Some years earlier, Ray was caught and convicted over his sexual relationship with twelve-year-old Una, whom he first encountered at a barbecue in her family’s backyard. Some years later she tracks him down. He’s changed his name and is in a new relationship and wants desperately to put it all behind him, but Una is still serving her sentence. What does she want from him? Restitution? Closure? What happens in a messy industrial storeroom over the next hour or so explores the complexities of human relationships, not shying away from Una’s complicity in the affair.

Monica Lapka is startlingly good in a committed performance of anguish and confusion.
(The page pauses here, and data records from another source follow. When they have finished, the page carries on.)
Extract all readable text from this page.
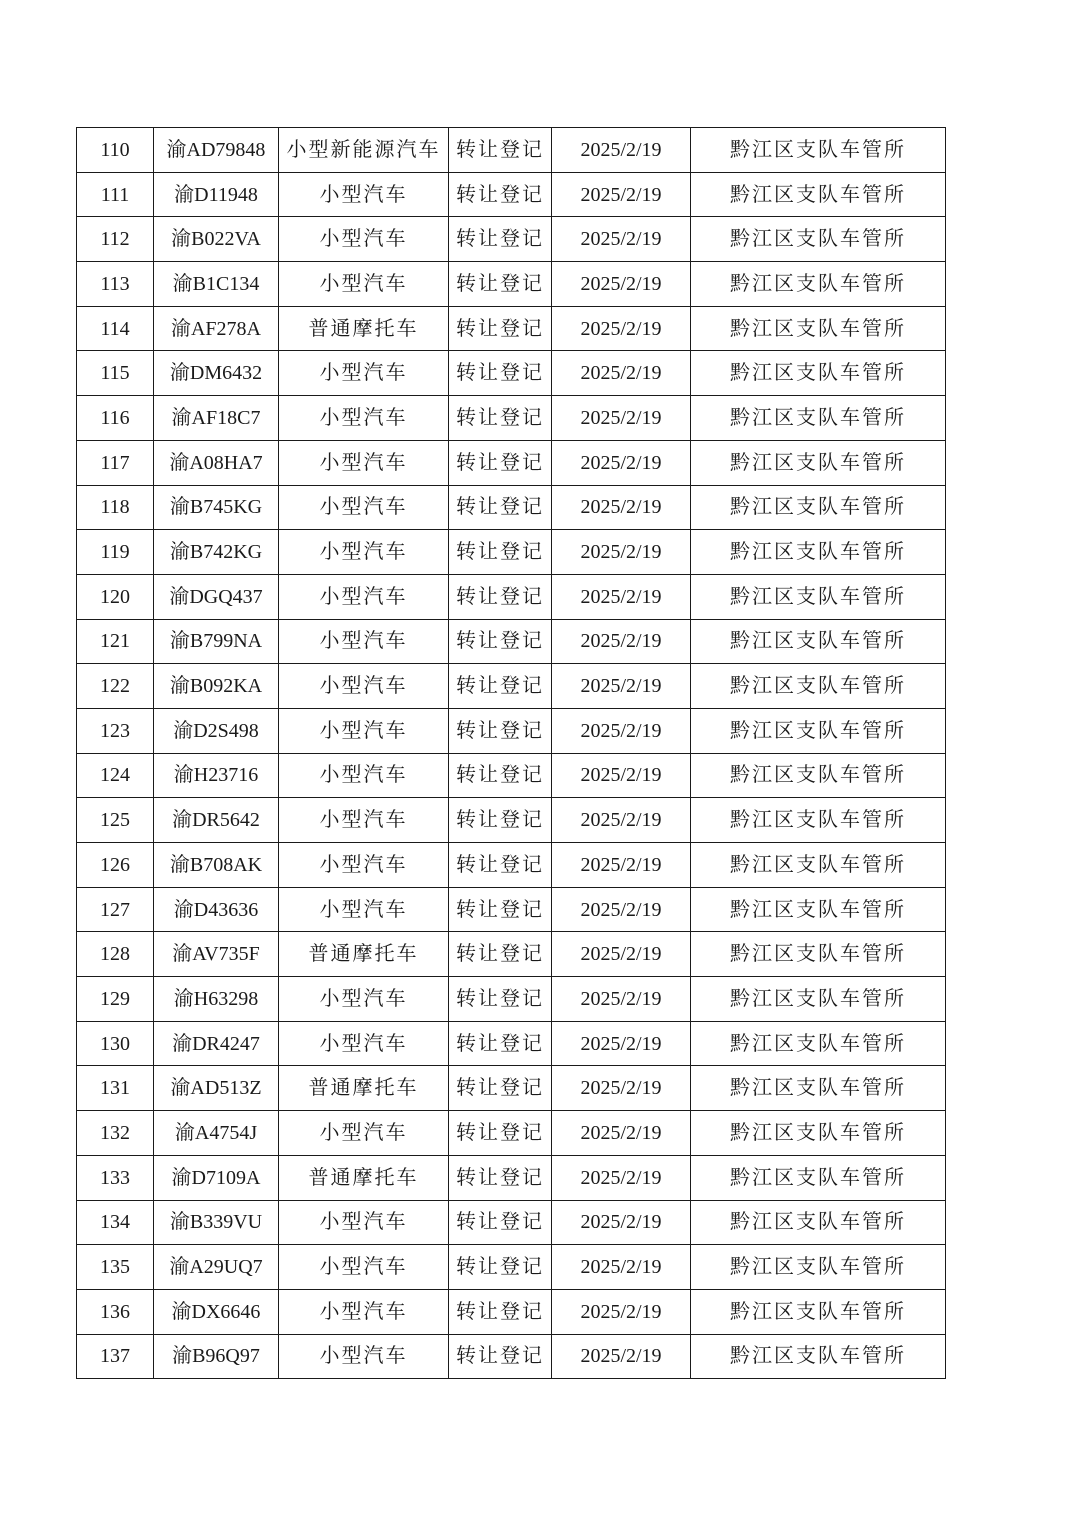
110	渝AD79848	小型新能源汽车	转让登记	2025/2/19	黔江区支队车管所
111	渝D11948	小型汽车	转让登记	2025/2/19	黔江区支队车管所
112	渝B022VA	小型汽车	转让登记	2025/2/19	黔江区支队车管所
113	渝B1C134	小型汽车	转让登记	2025/2/19	黔江区支队车管所
114	渝AF278A	普通摩托车	转让登记	2025/2/19	黔江区支队车管所
115	渝DM6432	小型汽车	转让登记	2025/2/19	黔江区支队车管所
116	渝AF18C7	小型汽车	转让登记	2025/2/19	黔江区支队车管所
117	渝A08HA7	小型汽车	转让登记	2025/2/19	黔江区支队车管所
118	渝B745KG	小型汽车	转让登记	2025/2/19	黔江区支队车管所
119	渝B742KG	小型汽车	转让登记	2025/2/19	黔江区支队车管所
120	渝DGQ437	小型汽车	转让登记	2025/2/19	黔江区支队车管所
121	渝B799NA	小型汽车	转让登记	2025/2/19	黔江区支队车管所
122	渝B092KA	小型汽车	转让登记	2025/2/19	黔江区支队车管所
123	渝D2S498	小型汽车	转让登记	2025/2/19	黔江区支队车管所
124	渝H23716	小型汽车	转让登记	2025/2/19	黔江区支队车管所
125	渝DR5642	小型汽车	转让登记	2025/2/19	黔江区支队车管所
126	渝B708AK	小型汽车	转让登记	2025/2/19	黔江区支队车管所
127	渝D43636	小型汽车	转让登记	2025/2/19	黔江区支队车管所
128	渝AV735F	普通摩托车	转让登记	2025/2/19	黔江区支队车管所
129	渝H63298	小型汽车	转让登记	2025/2/19	黔江区支队车管所
130	渝DR4247	小型汽车	转让登记	2025/2/19	黔江区支队车管所
131	渝AD513Z	普通摩托车	转让登记	2025/2/19	黔江区支队车管所
132	渝A4754J	小型汽车	转让登记	2025/2/19	黔江区支队车管所
133	渝D7109A	普通摩托车	转让登记	2025/2/19	黔江区支队车管所
134	渝B339VU	小型汽车	转让登记	2025/2/19	黔江区支队车管所
135	渝A29UQ7	小型汽车	转让登记	2025/2/19	黔江区支队车管所
136	渝DX6646	小型汽车	转让登记	2025/2/19	黔江区支队车管所
137	渝B96Q97	小型汽车	转让登记	2025/2/19	黔江区支队车管所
The climax of that relationship was a trip away, that ended in a seedy hotel. There’s talk of taking a midnight ferry. She has her passport. This shocking elopement falls grotesquely apart and they tell their sides of the story. It is brilliantly written and delivered. She, abandoned, is rescued by a kindly couple walking their dog late at night, and he drives frantically searching for her, but ends up in confused tears on the floor of a phone box, having turned himself in to the police.

While Marc Clement is well known for his versatility and theatrical intelligence, his established relationship with Director, Tony Knight, as honed in their work with STARC, takes him securely into very risky territory. Lapka trained under them, so she is on their wavelength and they must have intuited her strength for the task.

The confrontation takes many forms, there’s the anger and shouting, the kicking over of waste bins, but there’s a reawakening of that old infatuation and they almost have sex on the table. Harrower’s script is superb, and they pour themselves into the story, holding nothing back.

Just before the end, we hear a woman’s voice, that of Judi Shipperly Brown, calling to Ray from outside, and her young daughter runs in to take him home. She can hardly be much older than twelve herself, and Amelie Harder brings fresh air into the toxic atmosphere.

There can’t be many people who haven’t come up against a situation like the one in Blackbird, and Harrower’s exploration stirs up a lot of painful memories. The Blackbird of the title is the Beatles’ song about taking your broken wing and learning to fly. Una’s life has her still trapped. Ray cannot escape the consequences of his actions.  The French have a phrase, folie a deux, for a relationship between two people of catastrophic madness. See it played out at Holden Street.